Le 21 mai de chaque année le Programme alimentaire mondial (Pam) organise dans plusieurs pays du monde une marche qui s’inscrit dans le cadre de la lutte contre la faim.

Le Programme alimentaire mondial (PAM) organise le 21 mai de chaque année une marche pour manifester contre la faim chez les enfants. Cette marche s’inscrit dans le cadre de la lute contre la faim, qui s’organise chaque année dans plusieurs pays du monde. Au cours de cette manifestation, des actions de sensibilisation, de récolte de fonds et de promotion des interventions visant à éradiquer la faim chez les enfants sont menées. Cette marche dite « marche de la colère » regroupe en principe, le personnel des agents du système des Nations Unies, les enfants, la société civile, les ONG et les officiels basés dans chaque pays. Elle part d’un point fixe pour aboutir à un autre où les effets des fonds sont lancés à l’arrivée de la marche.
Les fonds collectés seront utilisés pour appuyer les programmes du PAM visant à réduire le taux d’absentéisme des élèves du fait de la faim.
Si partout ailleurs, la marche est organisée, en République Démocratique du Congo, la représentation du PAM n’a rien envisagé pour cette année, peut- être pour de raisons logistiques. N’empêche que la journée est d’un intérêt majeur pour la RDC surtout qu’il faut lutter contre la pauvreté et la faim qui ont une incidence dangereuse sur la vie de l’enfant et son développement.
Dans son regard porté sur les objectifs du millénaire pour le développement (OMD), le professeur Mukoko Samba, économiste du PNUD a, au cours d’un atelier de vulgarisation des (OMI) le 9 mai dernier, fait un état de lieu pour le moins catastrophique pour la RDC.
Dans un document ad hoc ; le professeur Mukoko détaille : en RDC, près de 38.5 millions de personnes vivent avec moins de 1$ USA, par jour, plus de 40 millions ne mangent pas à leur faim, plus de 7 millions d’enfants en âge de scolarité ne vont pas à l’école, près de 1.200 enfants meurent chaque jour à cause de la faim et des maladies, plus de 30 millions d’enfants de moins de 5 ans souffrent d’insuffisance pondérale, et 40 autres millions de personnes n’ont pas accès à des latrines appropriées.
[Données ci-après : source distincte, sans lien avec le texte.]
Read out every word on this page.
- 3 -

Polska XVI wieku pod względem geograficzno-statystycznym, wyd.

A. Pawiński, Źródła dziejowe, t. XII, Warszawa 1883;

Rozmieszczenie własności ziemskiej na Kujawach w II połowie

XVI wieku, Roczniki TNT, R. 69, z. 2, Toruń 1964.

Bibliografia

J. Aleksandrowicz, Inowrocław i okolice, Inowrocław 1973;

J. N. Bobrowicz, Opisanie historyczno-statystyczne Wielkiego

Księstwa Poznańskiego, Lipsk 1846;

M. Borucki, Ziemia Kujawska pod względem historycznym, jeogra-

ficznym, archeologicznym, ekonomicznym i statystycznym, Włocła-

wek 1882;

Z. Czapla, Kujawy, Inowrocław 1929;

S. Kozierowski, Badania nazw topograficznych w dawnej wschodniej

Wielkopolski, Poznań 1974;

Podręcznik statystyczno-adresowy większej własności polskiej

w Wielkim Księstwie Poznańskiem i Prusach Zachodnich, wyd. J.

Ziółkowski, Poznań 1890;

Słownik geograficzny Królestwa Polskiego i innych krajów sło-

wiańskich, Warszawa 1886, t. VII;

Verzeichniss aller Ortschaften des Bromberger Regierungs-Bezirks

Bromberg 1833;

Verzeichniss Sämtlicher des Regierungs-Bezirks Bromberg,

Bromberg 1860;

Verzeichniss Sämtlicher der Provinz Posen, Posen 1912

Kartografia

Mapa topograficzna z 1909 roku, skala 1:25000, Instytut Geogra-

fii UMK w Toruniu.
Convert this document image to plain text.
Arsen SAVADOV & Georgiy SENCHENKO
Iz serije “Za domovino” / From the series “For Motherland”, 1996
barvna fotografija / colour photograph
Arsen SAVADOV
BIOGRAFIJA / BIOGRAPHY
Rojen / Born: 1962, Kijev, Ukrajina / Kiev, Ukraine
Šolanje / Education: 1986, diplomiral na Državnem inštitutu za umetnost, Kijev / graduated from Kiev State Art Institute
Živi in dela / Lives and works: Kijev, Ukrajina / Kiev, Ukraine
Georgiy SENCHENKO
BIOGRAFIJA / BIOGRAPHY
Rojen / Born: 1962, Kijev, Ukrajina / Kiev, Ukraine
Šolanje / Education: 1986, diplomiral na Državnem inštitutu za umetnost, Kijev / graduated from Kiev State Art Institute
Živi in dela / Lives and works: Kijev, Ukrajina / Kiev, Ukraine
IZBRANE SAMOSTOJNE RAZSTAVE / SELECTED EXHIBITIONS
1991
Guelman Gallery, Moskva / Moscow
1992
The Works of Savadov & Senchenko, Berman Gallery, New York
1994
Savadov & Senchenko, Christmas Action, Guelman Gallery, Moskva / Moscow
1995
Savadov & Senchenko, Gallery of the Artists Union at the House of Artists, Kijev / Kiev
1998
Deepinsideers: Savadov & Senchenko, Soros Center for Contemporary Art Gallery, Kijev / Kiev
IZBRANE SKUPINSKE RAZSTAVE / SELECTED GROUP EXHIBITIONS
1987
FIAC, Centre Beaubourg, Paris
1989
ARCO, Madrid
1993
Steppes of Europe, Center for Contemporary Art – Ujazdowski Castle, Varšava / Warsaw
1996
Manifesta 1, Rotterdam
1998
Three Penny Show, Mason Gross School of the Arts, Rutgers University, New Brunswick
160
Ces tendances inacceptables devront interpeller les autorités publiques et les partenaires potentiels intervenant dans la lutte contre la faim et la pauvreté. Est-il nécessaire de rappeler la déclaration des chefs d’Etat de 189 pays réunis en septembre 2000 et prenant l’engagement de ne ménager aucun effort pour délivrer leurs semblables hommes, femmes et enfants de la misère et la faim, phénomène objectif et déshumanisant qui touche actuellement plus d’un milliard de personnes. « Nous sommes résolus à faire du droit au développement une réalité pour tous et à mettre l’humanité à l’abri du besoins » ont-ils consigné.